On a project of any appreciable size, the database will be touched by several other systems, plus ad-hoc reports etc. Dropping and rebuilding the whole thing every iteration probably won’t work too well.
There appear to me to be at least three distinct types of data in a typical application database (in increasing order of ubiquity and variability):
Data used during a build process to code generate type-safe enum objects. Not frequently seen (except on the project I’m currently on), and only of interest at build time. Could in theory be excluded from a deployed database.
Static reference data
Lookup data that changes rarely, like currency codes, country codes etc. Most applications have data like this.
The active ‘memory’ of the application. Stuff that is constantly being inserted, updated and deleted during normal operation. If your application doesn’t have this type of data, you probably don’t need a database at all.
The first two types are generally easier to deal with, as they change rarely, and the changes are almost always to the data, not the schema. Generally speaking, normal dba management practices should take care of these two.
The third one is where most of the difficulty arises. It is this data that everyone cares about. The developers are trying to map their classes to it, other systems want to feed data to, or take data from it, and unruly crowds of business users want vast numbers of reports run against it.
Problems arise because there are two opposing forces at work. The developers want a totally flexible schema that perfectly maps to their classes.
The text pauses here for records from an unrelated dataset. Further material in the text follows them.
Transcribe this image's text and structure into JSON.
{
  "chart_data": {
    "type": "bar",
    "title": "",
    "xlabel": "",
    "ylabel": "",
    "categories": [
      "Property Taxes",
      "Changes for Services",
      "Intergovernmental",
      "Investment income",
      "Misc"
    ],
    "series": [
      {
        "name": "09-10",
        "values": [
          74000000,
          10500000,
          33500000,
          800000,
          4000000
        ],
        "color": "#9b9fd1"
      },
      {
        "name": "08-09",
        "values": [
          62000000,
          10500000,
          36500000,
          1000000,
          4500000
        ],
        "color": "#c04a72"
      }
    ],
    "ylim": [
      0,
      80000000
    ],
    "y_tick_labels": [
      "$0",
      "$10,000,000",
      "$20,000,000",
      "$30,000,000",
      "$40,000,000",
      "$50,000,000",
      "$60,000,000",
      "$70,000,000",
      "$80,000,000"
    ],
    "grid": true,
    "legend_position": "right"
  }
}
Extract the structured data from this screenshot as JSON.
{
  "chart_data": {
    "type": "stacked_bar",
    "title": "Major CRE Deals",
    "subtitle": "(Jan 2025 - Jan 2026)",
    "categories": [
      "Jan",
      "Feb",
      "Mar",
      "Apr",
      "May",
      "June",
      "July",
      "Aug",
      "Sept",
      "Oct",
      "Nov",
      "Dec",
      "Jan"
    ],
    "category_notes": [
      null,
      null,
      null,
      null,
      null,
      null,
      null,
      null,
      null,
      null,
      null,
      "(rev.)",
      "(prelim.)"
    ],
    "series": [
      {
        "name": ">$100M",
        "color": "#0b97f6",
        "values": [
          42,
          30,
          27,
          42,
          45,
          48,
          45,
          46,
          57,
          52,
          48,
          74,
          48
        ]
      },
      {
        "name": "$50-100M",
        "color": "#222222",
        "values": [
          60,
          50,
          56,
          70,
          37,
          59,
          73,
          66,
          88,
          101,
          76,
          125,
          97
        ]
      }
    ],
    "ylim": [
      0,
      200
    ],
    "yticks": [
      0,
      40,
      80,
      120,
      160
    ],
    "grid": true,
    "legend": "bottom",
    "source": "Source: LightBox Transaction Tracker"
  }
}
From their perspective a schema that is regenerated during every build based on their mapping metadata would be perfect. This end of the spectrum allows total agility, at the expense of dropping all the mapped tables every time a build is deployed. At the other end of the spectrum lie all the customers of the database – all the inputs, outputs and reports that interact with it. From their perspective, a totally stable schema (assuming the data model is not fundamentally wrong) is the ideal.
The sweet-spot on the spectrum will depend on where the application is in its lifecycle. A brand new system with no pre-existing customers will benefit from the rapid feedback that comes from being driven by the object model. This allows the developers maximum freedom to refactor as the application design improves. At some point during development, it will probably become necessary to stabilise the schema, in order to allow integration work with other systems to take place.
Coming from a development perspective, my desire is to find ways to maximise the ‘agile period’ for the database schema. One approach could be to further subdivide the schema, to insulate the parts of the database that must interact with other systems from the tables used for object persistence. This would allow the object persistence tables to remain auto-generated, while offering some stability in the other tables. The issue then becomes one of synchronisation. If using a database that allows updatable views, these could be used to map the database’s ‘public interface’ to the object persistence tables. Keeping the views in sync. then becomes a maintenance overhead, which could be significant if the object model is changing rapidly.
Note that I haven’t mentioned data migration anywhere, mostly because this is probably even harder to cope with than schema changes. Not being a dba, I’d probably do an injustice to the subject if I tried to address it. With that risk in mind, all I’ll say for now is that if your object model is driving the schema, it will probably be necessary for the acceptance test data to be defined in code, as a big method whose job is just to instantiate objects and send them to the persistence layer. This at least allows the test data to be included in any automated refactorings done in IDEA, for example. More brainpower than I currently have available is needed.